Most of Gen Z is too young to remember the 2010 New York gubernatorial candidate Jimmy McMillan.

But over a decade later, they would probably agree with his signature issue (and catchphrase): the rent is too damn high.

This July, median rent payments were 7.4% higher than during the same period last year, according to a Bank of America report released Tuesday. 

The national median price for a one-bedroom apartment has been hitting new highs nearly every month this summer. It was $1,450 for July, according to rental platform Zumper. In the country’s largest city, New York, average rent exceeded a shocking $5,000 a month for the first time ever in June. 
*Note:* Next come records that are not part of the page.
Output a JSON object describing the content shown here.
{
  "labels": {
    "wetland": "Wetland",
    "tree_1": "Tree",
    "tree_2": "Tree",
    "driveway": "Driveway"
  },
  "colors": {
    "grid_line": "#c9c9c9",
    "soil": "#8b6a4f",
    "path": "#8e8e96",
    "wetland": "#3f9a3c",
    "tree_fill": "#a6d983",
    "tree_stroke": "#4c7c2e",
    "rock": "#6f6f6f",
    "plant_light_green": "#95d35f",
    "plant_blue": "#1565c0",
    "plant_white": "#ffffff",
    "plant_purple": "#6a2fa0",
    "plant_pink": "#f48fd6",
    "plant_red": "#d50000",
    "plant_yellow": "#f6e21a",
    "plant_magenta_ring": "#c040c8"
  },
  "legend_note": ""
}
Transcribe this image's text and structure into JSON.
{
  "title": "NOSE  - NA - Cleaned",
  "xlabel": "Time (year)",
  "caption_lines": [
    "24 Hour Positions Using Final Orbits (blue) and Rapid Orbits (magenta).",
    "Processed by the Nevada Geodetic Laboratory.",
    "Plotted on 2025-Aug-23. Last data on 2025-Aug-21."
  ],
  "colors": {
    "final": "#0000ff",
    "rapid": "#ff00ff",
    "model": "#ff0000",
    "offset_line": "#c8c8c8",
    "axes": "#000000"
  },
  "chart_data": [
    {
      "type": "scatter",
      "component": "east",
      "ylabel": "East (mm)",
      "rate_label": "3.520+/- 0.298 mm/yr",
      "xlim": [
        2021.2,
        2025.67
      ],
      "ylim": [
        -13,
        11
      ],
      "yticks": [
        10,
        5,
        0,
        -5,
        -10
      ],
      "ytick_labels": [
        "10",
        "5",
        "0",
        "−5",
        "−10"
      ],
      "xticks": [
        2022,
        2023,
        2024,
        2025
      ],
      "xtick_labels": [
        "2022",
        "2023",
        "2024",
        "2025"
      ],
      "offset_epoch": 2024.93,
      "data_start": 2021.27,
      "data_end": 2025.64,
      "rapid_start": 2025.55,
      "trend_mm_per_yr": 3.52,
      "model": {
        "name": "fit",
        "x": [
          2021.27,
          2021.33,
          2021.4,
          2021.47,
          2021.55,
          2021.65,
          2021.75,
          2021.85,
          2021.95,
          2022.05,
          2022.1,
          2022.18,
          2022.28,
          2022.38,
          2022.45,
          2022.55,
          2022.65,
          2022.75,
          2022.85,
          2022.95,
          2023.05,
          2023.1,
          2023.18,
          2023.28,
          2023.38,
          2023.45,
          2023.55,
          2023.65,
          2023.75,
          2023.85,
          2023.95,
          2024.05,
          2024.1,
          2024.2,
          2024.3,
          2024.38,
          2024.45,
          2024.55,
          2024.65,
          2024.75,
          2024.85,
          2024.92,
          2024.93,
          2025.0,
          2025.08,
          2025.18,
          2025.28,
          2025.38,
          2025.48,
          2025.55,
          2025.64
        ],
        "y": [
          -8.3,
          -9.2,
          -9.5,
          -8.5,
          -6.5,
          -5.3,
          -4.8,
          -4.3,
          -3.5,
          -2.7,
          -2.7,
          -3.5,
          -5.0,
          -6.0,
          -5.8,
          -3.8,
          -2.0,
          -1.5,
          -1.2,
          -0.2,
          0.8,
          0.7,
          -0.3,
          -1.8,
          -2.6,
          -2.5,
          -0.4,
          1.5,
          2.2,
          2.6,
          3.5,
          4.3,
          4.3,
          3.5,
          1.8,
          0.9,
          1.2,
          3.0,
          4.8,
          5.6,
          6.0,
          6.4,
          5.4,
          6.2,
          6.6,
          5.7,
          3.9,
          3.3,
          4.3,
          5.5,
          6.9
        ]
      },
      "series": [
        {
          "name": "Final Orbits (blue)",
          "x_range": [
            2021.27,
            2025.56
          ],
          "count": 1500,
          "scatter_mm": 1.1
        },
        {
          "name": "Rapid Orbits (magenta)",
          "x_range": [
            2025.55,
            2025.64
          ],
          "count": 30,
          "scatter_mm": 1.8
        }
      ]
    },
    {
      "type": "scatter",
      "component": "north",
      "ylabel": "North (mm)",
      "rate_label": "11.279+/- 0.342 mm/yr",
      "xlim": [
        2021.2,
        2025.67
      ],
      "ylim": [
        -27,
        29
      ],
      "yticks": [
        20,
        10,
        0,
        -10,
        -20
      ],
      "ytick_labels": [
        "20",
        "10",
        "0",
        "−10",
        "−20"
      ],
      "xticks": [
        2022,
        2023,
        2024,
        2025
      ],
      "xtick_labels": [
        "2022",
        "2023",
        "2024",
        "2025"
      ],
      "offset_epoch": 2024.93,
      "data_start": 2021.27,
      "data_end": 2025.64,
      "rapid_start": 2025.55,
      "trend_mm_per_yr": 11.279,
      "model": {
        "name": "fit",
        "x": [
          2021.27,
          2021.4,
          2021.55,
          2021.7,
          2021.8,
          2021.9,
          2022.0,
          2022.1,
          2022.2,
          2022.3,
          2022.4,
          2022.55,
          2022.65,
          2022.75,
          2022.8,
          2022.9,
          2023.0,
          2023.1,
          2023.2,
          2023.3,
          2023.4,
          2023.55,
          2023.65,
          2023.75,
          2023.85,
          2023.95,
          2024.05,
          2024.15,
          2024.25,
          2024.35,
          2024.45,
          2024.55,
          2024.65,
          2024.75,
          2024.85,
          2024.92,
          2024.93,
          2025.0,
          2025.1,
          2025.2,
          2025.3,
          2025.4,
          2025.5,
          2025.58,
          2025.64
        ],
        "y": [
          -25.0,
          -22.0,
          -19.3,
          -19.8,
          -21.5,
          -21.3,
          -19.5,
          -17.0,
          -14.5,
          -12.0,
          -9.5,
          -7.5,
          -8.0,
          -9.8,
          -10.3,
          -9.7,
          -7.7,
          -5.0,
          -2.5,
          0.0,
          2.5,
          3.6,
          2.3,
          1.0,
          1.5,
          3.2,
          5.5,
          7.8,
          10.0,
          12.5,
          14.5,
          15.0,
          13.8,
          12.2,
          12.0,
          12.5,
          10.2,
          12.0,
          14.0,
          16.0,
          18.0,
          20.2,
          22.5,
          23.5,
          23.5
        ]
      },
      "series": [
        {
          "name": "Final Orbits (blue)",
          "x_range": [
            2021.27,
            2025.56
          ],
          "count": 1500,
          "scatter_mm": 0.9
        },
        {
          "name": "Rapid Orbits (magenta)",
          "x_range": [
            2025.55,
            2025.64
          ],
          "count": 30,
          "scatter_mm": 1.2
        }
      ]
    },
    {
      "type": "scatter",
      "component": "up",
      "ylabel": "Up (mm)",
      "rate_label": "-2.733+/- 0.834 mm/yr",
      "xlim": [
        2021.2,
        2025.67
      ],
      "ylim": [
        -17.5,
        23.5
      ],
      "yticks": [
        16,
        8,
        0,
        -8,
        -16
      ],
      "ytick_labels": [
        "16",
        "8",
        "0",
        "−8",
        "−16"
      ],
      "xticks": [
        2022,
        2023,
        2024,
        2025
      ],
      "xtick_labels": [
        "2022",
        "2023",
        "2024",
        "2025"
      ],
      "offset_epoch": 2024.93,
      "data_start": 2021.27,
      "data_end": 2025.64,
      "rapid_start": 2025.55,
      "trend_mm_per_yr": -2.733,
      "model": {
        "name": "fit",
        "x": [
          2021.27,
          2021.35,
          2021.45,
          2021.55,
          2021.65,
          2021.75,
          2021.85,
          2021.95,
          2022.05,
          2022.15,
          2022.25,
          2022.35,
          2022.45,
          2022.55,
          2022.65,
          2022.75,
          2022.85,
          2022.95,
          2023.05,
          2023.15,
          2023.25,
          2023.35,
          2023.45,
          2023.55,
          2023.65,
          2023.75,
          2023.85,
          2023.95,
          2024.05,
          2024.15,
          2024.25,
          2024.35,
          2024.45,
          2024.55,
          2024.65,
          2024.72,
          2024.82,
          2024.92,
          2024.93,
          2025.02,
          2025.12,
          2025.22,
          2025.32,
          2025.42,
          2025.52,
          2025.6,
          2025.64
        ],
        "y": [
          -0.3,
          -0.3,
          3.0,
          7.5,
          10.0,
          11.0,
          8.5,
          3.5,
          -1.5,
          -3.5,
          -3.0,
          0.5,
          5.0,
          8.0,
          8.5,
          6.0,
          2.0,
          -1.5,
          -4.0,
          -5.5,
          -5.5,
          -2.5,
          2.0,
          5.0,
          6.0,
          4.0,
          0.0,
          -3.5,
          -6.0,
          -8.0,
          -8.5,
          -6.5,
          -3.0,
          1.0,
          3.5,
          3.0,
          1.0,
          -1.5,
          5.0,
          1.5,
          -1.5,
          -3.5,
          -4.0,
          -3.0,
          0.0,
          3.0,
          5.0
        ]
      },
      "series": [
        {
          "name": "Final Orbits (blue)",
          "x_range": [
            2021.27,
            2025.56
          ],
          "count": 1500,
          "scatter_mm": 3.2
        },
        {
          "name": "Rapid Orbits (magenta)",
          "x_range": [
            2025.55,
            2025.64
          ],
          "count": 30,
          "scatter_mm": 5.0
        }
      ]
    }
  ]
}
But inflation in the rental market hasn’t hit each generation equally, and no one is getting squeezed harder by the higher monthly payments as Gen Z. Those born after 1996 have seen their median rent payment go up 16% since last July, compared to just a 3% increase for Baby Boomers, BofA internal data shows. 
“Younger consumers are getting squeezed the most by higher rent inflation,” BofA wrote.

The great rent comeback

Early in the pandemic, landlords slashed rents and gave significant COVID discounts to entice tenants to stay instead of leaving urban areas. Once those deals started expiring in 2021, many landlords suddenly raised payments once again, sometimes asking for over double their pandemic value. 

Young people across the board have been hit hard, and rent burdens compared to age can be seen even within a single generation. Younger millennials had their median rent payment grow 11% from last year, while the median payment for older millennials rose 7%. Gen X experienced a 5% median rent increase, according to BofA. 

It’s not a surprise, then, that Gen Z feels so strapped for cash. The majority of young people, 61%, said they want to receive their wages daily instead of twice a week, a practice typically reserved for workers living paycheck to paycheck, according to a report from the Center for Generational Kinetics, which specializes in research across the generations. Rising rent inflation has even priced nearly a third of Gen Zers out of the apartment search altogether. Around 29% of them have resorted to living at home as a “long-term housing solution,” according to a June survey from personal finance company Credit Karma.

It’s no wonder—the rent really is too high.